L'Amérique centrale dépasse les 60 millions de lignes cellulaires actives, un chiffre qui révèle l'ampleur du marché mobile dans la région et anticipe une nouvelle étape de concurrence technologique axée sur l'expansion de la technologie 5G et l'amélioration de la couverture et de la qualité de service. Les chiffres publiés par le Union internationale des télécommunications et le Banque mondiale montrent que le nombre de lignes mobiles non seulement égale, mais dépasse déjà dans plusieurs pays le nombre d’habitants. Ce phénomène est dû à l'utilisation de plusieurs SIM par utilisateur et à une concurrence soutenue entre les fournisseurs, selon les médias régionaux. Amérique centrale360.
Le Guatemala est en tête de la région avec 20,7 millions de lignées cellulaires, suivi du Salvador, qui enregistre environ 12 millions de lignes actives, et du Honduras avec jusqu'à 7,9 millions, selon les régulateurs nationaux et la plateforme d'informations commerciales. BNAmériques. Plus bas se trouvent le Costa Rica (environ 7,5 millions de lignes), le Nicaragua (environ 7,4 millions) et le Panama (environ 7 millions). Le plus petit marché est celui du Belize, qui compte environ 300 000 lignes actives.
La pénétration du mobile en Amérique centrale est l’une des plus élevées du continent. Le phénomène d'un parc de lignes dépassant la population totale s'explique, en partie, par l'habitude d'utiliser plusieurs SIM, soit pour des raisons économiques, soit pour des raisons de stratégie de couverture dues à la diversité des offres et à la structure du marché, selon le média.
Dans des pays comme le Salvador, quatre sociétés principales opèrent, tandis qu'au Guatemala et au Nicaragua, l'activité est concentrée entre deux opérateurs. Cette structure se traduit par un revenu moyen par utilisateur (ARPU) d'environ 8 USD par mois.
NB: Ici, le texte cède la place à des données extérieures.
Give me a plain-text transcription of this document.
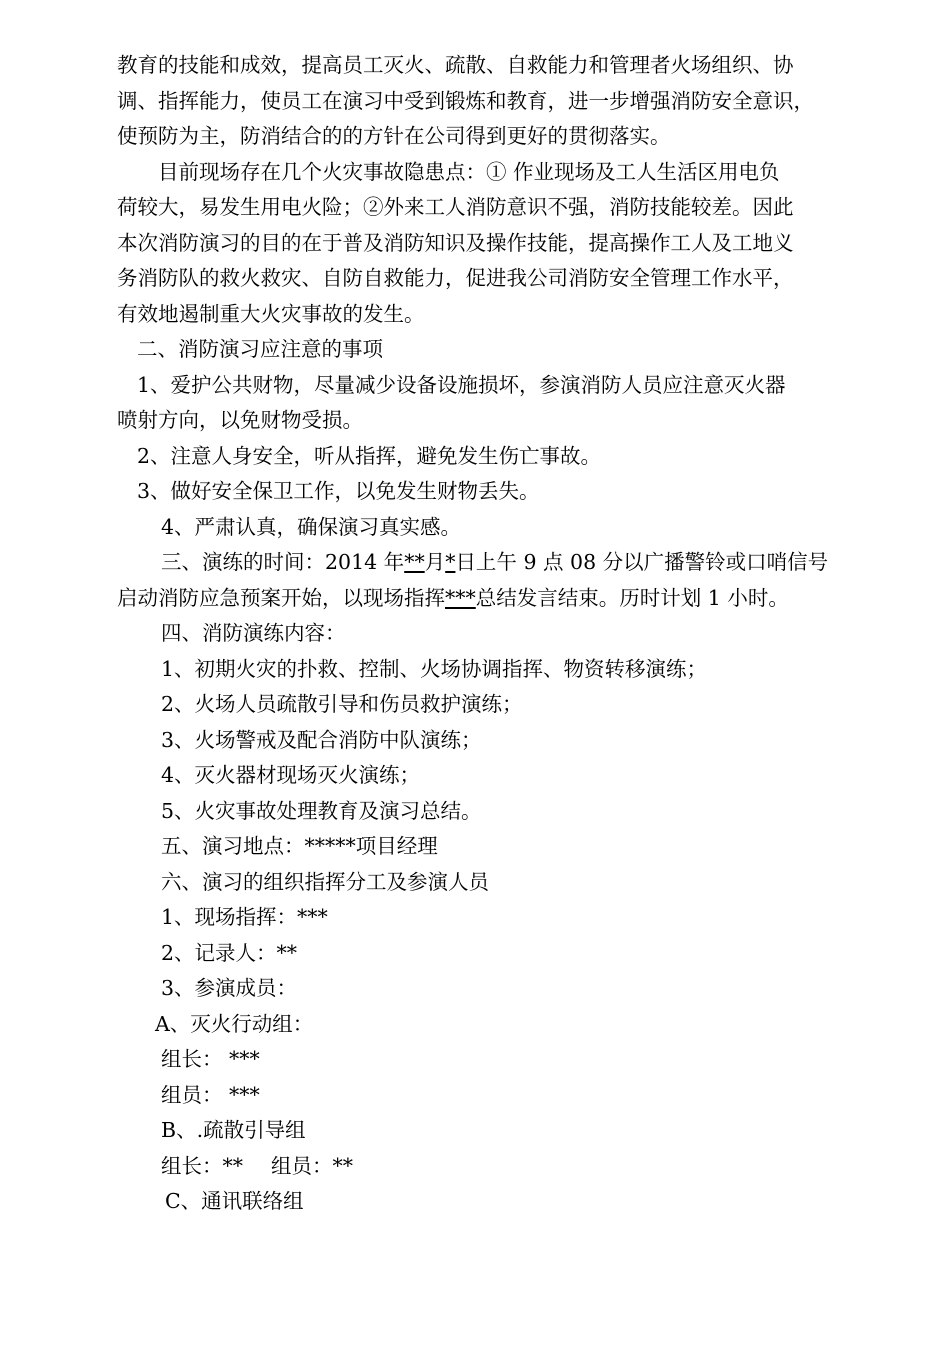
教育的技能和成效，提高员工灭火、疏散、自救能力和管理者火场组织、协
调、指挥能力，使员工在演习中受到锻炼和教育，进一步增强消防安全意识，
使预防为主，防消结合的的方针在公司得到更好的贯彻落实。

目前现场存在几个火灾事故隐患点：① 作业现场及工人生活区用电负
荷较大，易发生用电火险；②外来工人消防意识不强，消防技能较差。因此
本次消防演习的目的在于普及消防知识及操作技能，提高操作工人及工地义
务消防队的救火救灾、自防自救能力，促进我公司消防安全管理工作水平，
有效地遏制重大火灾事故的发生。

二、消防演习应注意的事项

1、爱护公共财物，尽量减少设备设施损坏，参演消防人员应注意灭火器
喷射方向，以免财物受损。

2、注意人身安全，听从指挥，避免发生伤亡事故。

3、做好安全保卫工作，以免发生财物丢失。

4、严肃认真，确保演习真实感。

三、演练的时间：2014 年**月*日上午 9 点 08 分以广播警铃或口哨信号
启动消防应急预案开始，以现场指挥***总结发言结束。历时计划 1 小时。

四、消防演练内容：

1、初期火灾的扑救、控制、火场协调指挥、物资转移演练；

2、火场人员疏散引导和伤员救护演练；

3、火场警戒及配合消防中队演练；

4、灭火器材现场灭火演练；

5、火灾事故处理教育及演习总结。

五、演习地点：*****项目经理

六、演习的组织指挥分工及参演人员

1、现场指挥：***

2、记录人：**

3、参演成员：

A、灭火行动组：

组长： ***

组员： ***

B、.疏散引导组

组长：** 组员：**

C、通讯联络组
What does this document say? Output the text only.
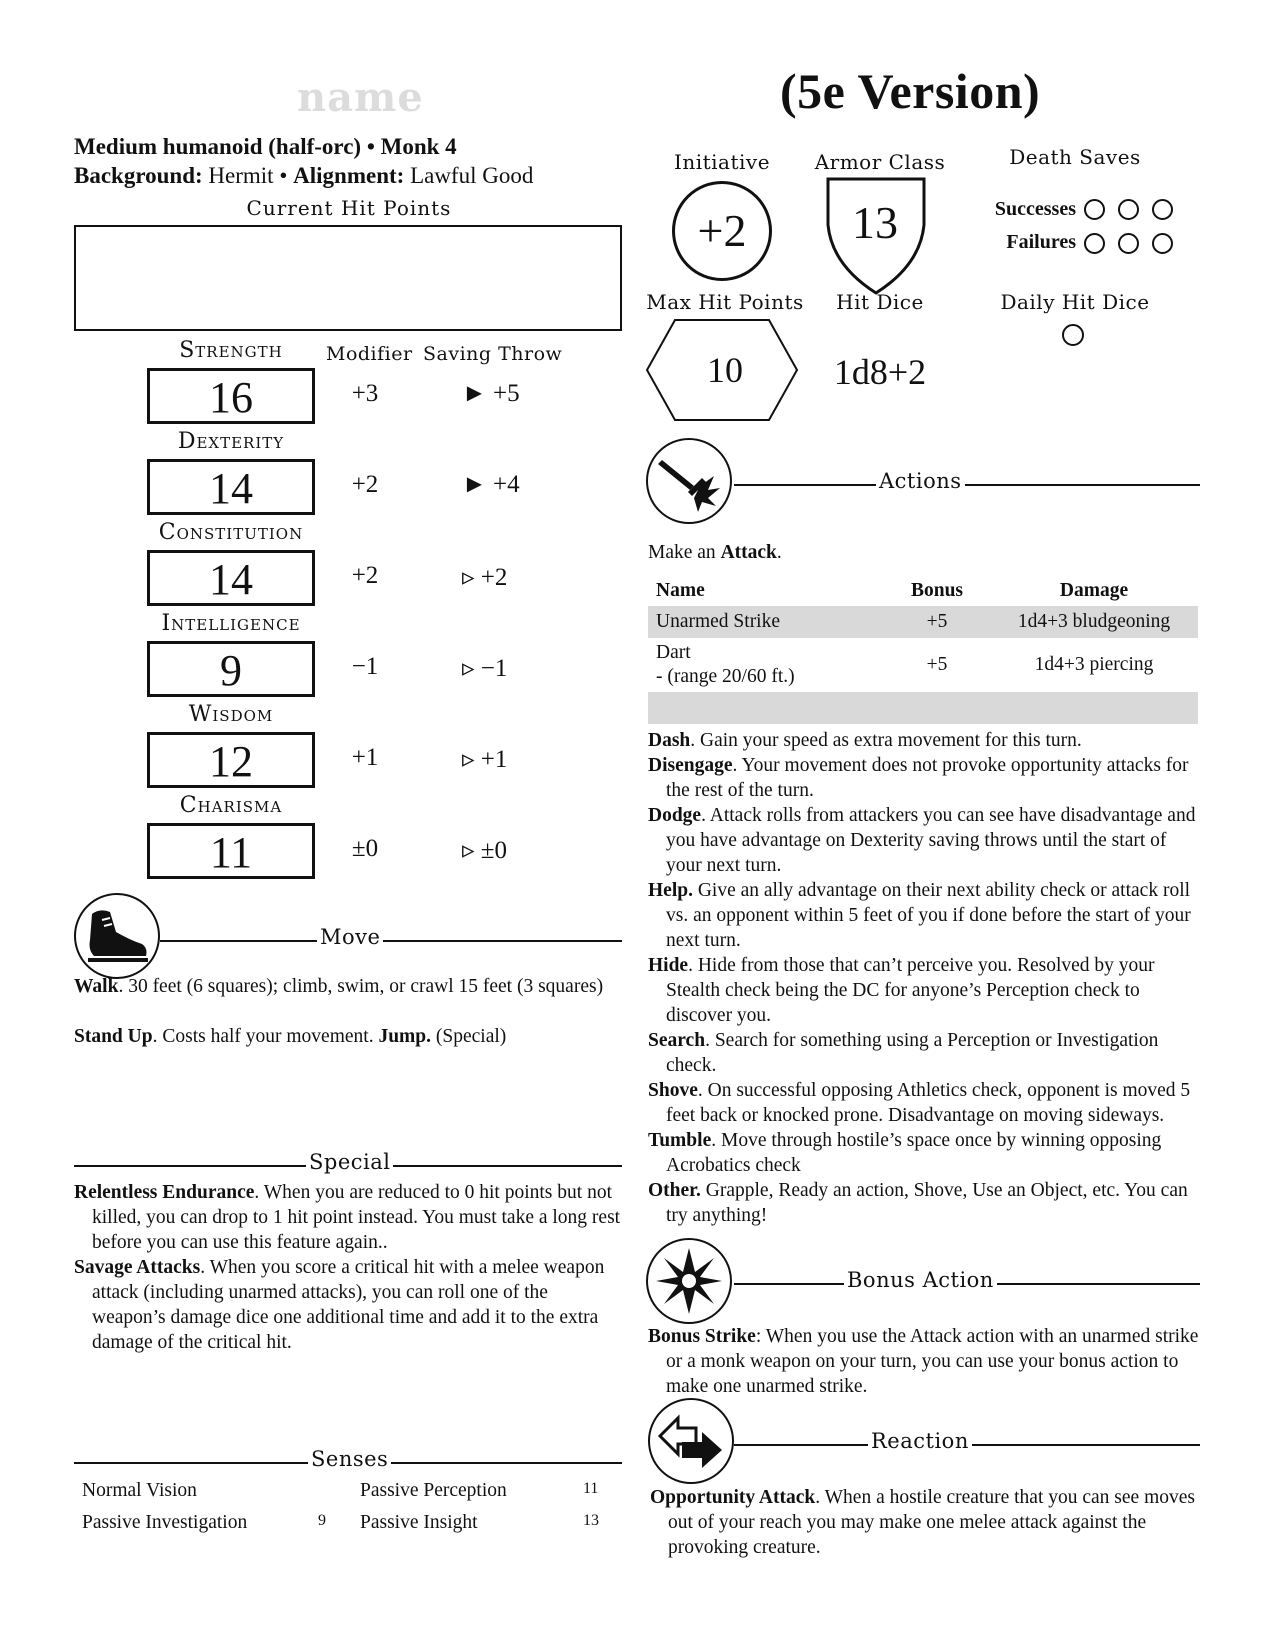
name	(5e Version)
Medium humanoid (half-orc) • Monk 4
Background: Hermit • Alignment: Lawful Good
Current Hit Points
Modifier Saving Throw
Strength
16	+3	► +5
Dexterity
14	+2	► +4
Constitution
14	+2	▹ +2
Intelligence
9	−1	▹ −1
Wisdom
12	+1	▹ +1
Charisma
11	±0	▹ ±0
Move
Walk. 30 feet (6 squares); climb, swim, or crawl 15 feet (3 squares)
Stand Up. Costs half your movement. Jump. (Special)
Special

Relentless Endurance. When you are reduced to 0 hit points but not killed, you can drop to 1 hit point instead. You must take a long rest before you can use this feature again..

Savage Attacks. When you score a critical hit with a melee weapon attack (including unarmed attacks), you can roll one of the weapon’s damage dice one additional time and add it to the extra damage of the critical hit.

Senses
Normal Vision
Passive Investigation	9
Passive Perception	11
Passive Insight	13
Initiative
+2
Armor Class
13
Death Saves
Successes
Failures
Max Hit Points
10
Hit Dice
1d8+2
Daily Hit Dice
Actions
Make an Attack.
Name	Bonus	Damage
Unarmed Strike	+5	1d4+3 bludgeoning
Dart
- (range 20/60 ft.)	+5	1d4+3 piercing

Dash. Gain your speed as extra movement for this turn.

Disengage. Your movement does not provoke opportunity attacks for the rest of the turn.

Dodge. Attack rolls from attackers you can see have disadvantage and you have advantage on Dexterity saving throws until the start of your next turn.

Help. Give an ally advantage on their next ability check or attack roll vs. an opponent within 5 feet of you if done before the start of your next turn.

Hide. Hide from those that can’t perceive you. Resolved by your Stealth check being the DC for anyone’s Perception check to discover you.

Search. Search for something using a Perception or Investigation check.

Shove. On successful opposing Athletics check, opponent is moved 5 feet back or knocked prone. Disadvantage on moving sideways.

Tumble. Move through hostile’s space once by winning opposing Acrobatics check

Other. Grapple, Ready an action, Shove, Use an Object, etc. You can try anything!

Bonus Action

Bonus Strike: When you use the Attack action with an unarmed strike or a monk weapon on your turn, you can use your bonus action to make one unarmed strike.

Reaction

Opportunity Attack. When a hostile creature that you can see moves out of your reach you may make one melee attack against the provoking creature.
Le Costa Rica et le Panama affichent les valeurs les plus élevées, tandis que le Guatemala, le Honduras et le Nicaragua enregistrent les montants les plus faibles, une différence attribuée à la prédominance des forfaits prépayés dans ce dernier et à une plus grande couverture dans le premier.
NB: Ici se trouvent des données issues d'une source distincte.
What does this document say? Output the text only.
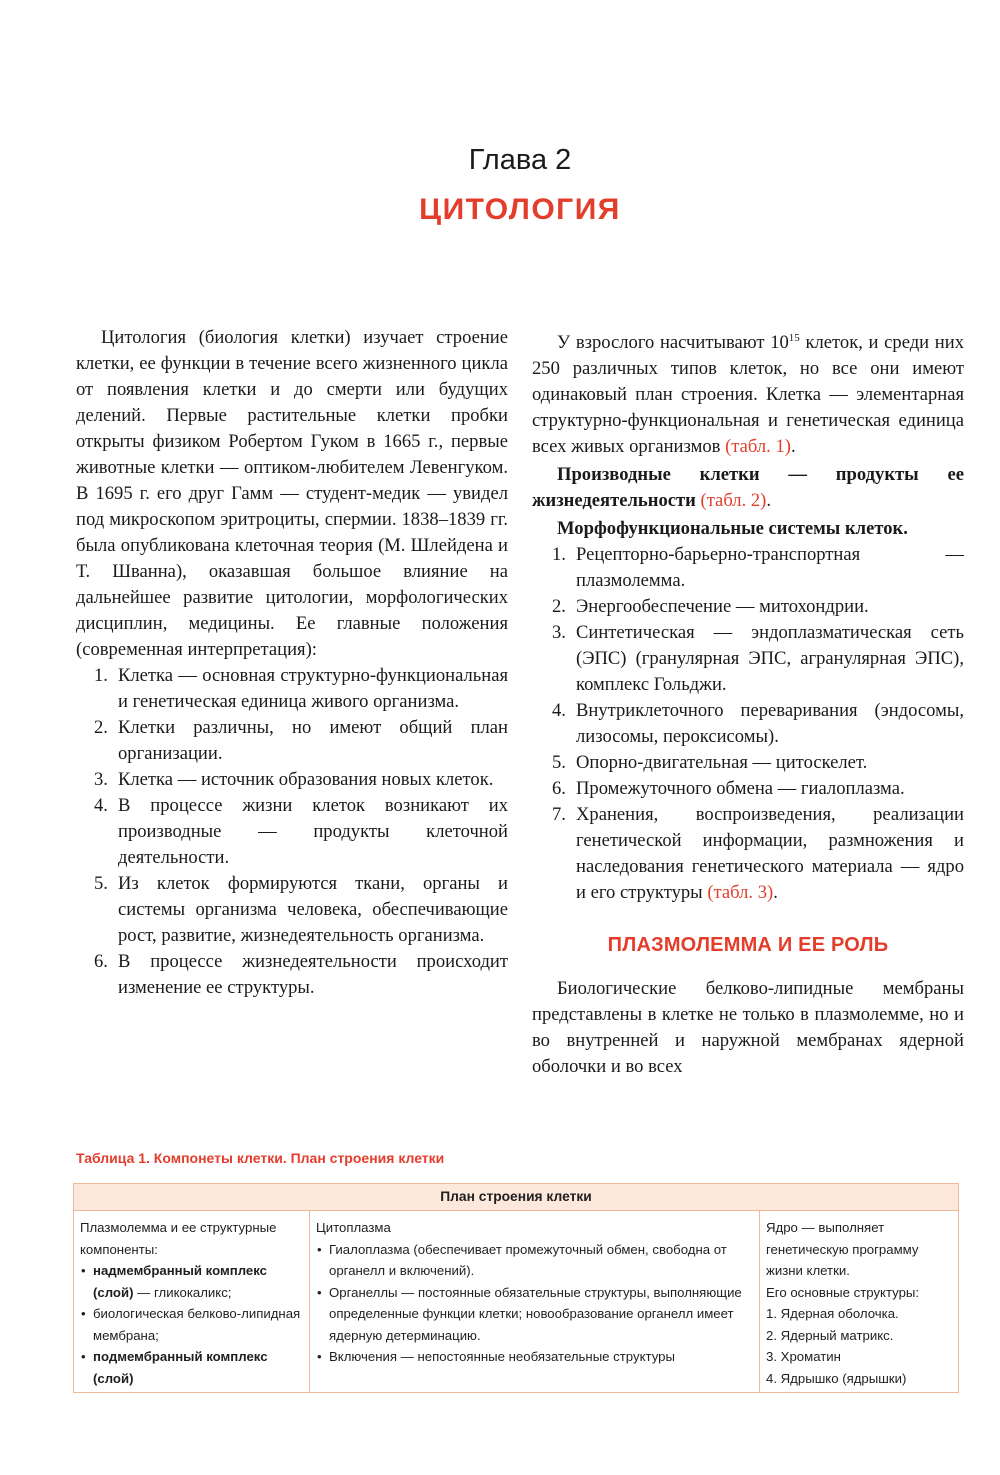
Глава 2
ЦИТОЛОГИЯ

Цитология (биология клетки) изучает строение клетки, ее функции в течение всего жизненного цикла от появления клетки и до смерти или будущих делений. Первые растительные клетки пробки открыты физиком Робертом Гуком в 1665 г., первые животные клетки — оптиком-любителем Левенгуком. В 1695 г. его друг Гамм — студент-медик — увидел под микроскопом эритроциты, спермии. 1838–1839 гг. была опубликована клеточная теория (М. Шлейдена и Т. Шванна), оказавшая большое влияние на дальнейшее развитие цитологии, морфологических дисциплин, медицины. Ее главные положения (современная интерпретация):

1. Клетка — основная структурно-функциональная и генетическая единица живого организма.
2. Клетки различны, но имеют общий план организации.
3. Клетка — источник образования новых клеток.
4. В процессе жизни клеток возникают их производные — продукты клеточной деятельности.
5. Из клеток формируются ткани, органы и системы организма человека, обеспечивающие рост, развитие, жизнедеятельность организма.
6. В процессе жизнедеятельности происходит изменение ее структуры.

У взрослого насчитывают $10^{15}$ клеток, и среди них 250 различных типов клеток, но все они имеют одинаковый план строения. Клетка — элементарная структурно-функциональная и генетическая единица всех живых организмов (табл. 1).

Производные клетки — продукты ее жизнедеятельности (табл. 2).

Морфофункциональные системы клеток.

1. Рецепторно-барьерно-транспортная — плазмолемма.
2. Энергообеспечение — митохондрии.
3. Синтетическая — эндоплазматическая сеть (ЭПС) (гранулярная ЭПС, агранулярная ЭПС), комплекс Гольджи.
4. Внутриклеточного переваривания (эндосомы, лизосомы, пероксисомы).
5. Опорно-двигательная — цитоскелет.
6. Промежуточного обмена — гиалоплазма.
7. Хранения, воспроизведения, реализации генетической информации, размножения и наследования генетического материала — ядро и его структуры (табл. 3).
ПЛАЗМОЛЕММА И ЕЕ РОЛЬ

Биологические белково-липидные мембраны представлены в клетке не только в плазмолемме, но и во внутренней и наружной мембранах ядерной оболочки и во всех

Таблица 1. Компонеты клетки. План строения клетки
План строения клетки
Плазмолемма и ее структурные компоненты:
• надмембранный комплекс (слой) — гликокаликс;
• биологическая белково-липидная мембрана;
• подмембранный комплекс (слой)
Цитоплазма
• Гиалоплазма (обеспечивает промежуточный обмен, свободна от органелл и включений).
• Органеллы — постоянные обязательные структуры, выполняющие определенные функции клетки; новообразование органелл имеет ядерную детерминацию.
• Включения — непостоянные необязательные структуры
Ядро — выполняет генетическую программу жизни клетки.
Его основные структуры:
1. Ядерная оболочка.
2. Ядерный матрикс.
3. Хроматин
4. Ядрышко (ядрышки)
La téléphonie cellulaire est arrivée dans la région entre la fin des années 80 et le milieu des années 90, mais le Costa Rica proposait des services au format analogique depuis 1973. Plus tard, le Guatemala a commencé en 1989 et le Salvador a adopté les technologies numériques en 1995. Depuis lors, le marché a évolué d'abord vers la numérisation et actuellement vers des technologies plus avancées.
La croissance accélérée des lignées cellulaires, observée ces dernières années, a été modérée par des niveaux de saturation élevés, selon Amérique centrale360. Le secteur réoriente cependant ses investissements vers la modernisation des infrastructures afin de promouvoir les progrès vers les technologies 5G.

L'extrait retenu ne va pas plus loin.